The company, Jawbone Health, is not new. According to reports from two years ago and Rahman’s biography on LinkedIn, he began working seriously on his new endeavor when the original Jawbone It was running in smoke in the summer of 2017.

In fact, according to LinkedIn, Jawbone Health. now employs 51 people, including some who previously worked with Rahman. Among them is the new team’s vice president of engineering, Jonathan Hummel, who had been a senior engineering manager at Jawbone for the last two years of his life. Others are new to the organization because of its focus on healthcare. These include Yaniv Kerem, vice president of IT for Jawbone Health, whose last job was as an ER physician with Kaiser Permanente.

Certainly, the company has a very different mission than even the wearable fitness trackers that Jawbone began to perform as a sort of Hail Mary pass, and whose failure signaled the end of the wearables industry, although it was actually just the Jawbone ending.

As Rahman told reporter Kara Swisher last fall, what Jawbone Health is selling is a “personalized subscription service where we take all this ongoing health information about you and combine it with a lot of machine intelligence.” . . “

The idea is to prevent preventable diseases that end up killing two-thirds of us due to poor decision-making and simple inattention. “If you catch that early and change your behavior or whatever, you can eliminate half of those deaths and save 70 percent of the cost,” he told her, adding that Jawbone Health is Making your own devices, which will come free with the service.

However, an obvious concern for the new company is competition. Where Jawbone made its mark, wireless speakers got ahead of many other companies whose products now litter our homes, Rahman seems to be late to the party with Jawbone Health. There are already rings that track sleep activity and heart rate; wristbands that come with built-in accelerometers, heart rate sensors, and temperature sensors; and even textiles that unlock biometric knowledge.
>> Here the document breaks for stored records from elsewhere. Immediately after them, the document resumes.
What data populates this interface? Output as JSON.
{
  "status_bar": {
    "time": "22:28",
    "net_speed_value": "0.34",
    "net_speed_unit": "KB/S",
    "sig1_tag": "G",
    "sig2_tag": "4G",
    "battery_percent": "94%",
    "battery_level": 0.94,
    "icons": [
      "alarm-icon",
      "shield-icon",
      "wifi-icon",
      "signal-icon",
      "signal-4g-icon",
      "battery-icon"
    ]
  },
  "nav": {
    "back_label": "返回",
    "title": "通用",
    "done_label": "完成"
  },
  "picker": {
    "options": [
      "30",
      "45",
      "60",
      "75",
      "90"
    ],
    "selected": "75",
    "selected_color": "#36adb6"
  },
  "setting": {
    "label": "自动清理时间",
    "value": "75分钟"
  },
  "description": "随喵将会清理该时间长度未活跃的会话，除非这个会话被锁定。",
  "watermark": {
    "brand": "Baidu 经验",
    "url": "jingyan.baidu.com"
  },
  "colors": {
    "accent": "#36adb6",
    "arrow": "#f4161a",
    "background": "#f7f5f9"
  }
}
That says nothing about the Apple Watch, which has already put many startups out of business.

Rahman says one of the biggest differentiators of Jawbone Health is that the product and service are “clinical grade.” That can be a selling point for some consumers, although we imagine most don’t mind. After all, humans don’t have the best track record when it comes to taking care of themselves.

Either way, the new funding, which already has so much lost capital, is sure to frustrate some founders who have been given fewer opportunities. It can also confuse others who have worked for or financed Rahman in the past.

On the other hand, Rahman would not be the first founder to recover from failure, and he has a lot to prove. Your new supporters may well count on it.

According to filing, Jawbone Health is backed by SignalFire and Refactor Capital in the Bay Area, and Polymath Ventures in Dubai. In his meeting with Swisher, Rahman had also said that Meraas in Dubai is an investor. In fact, he described him as the company’s “primary” investor.

We will have more on the company soon.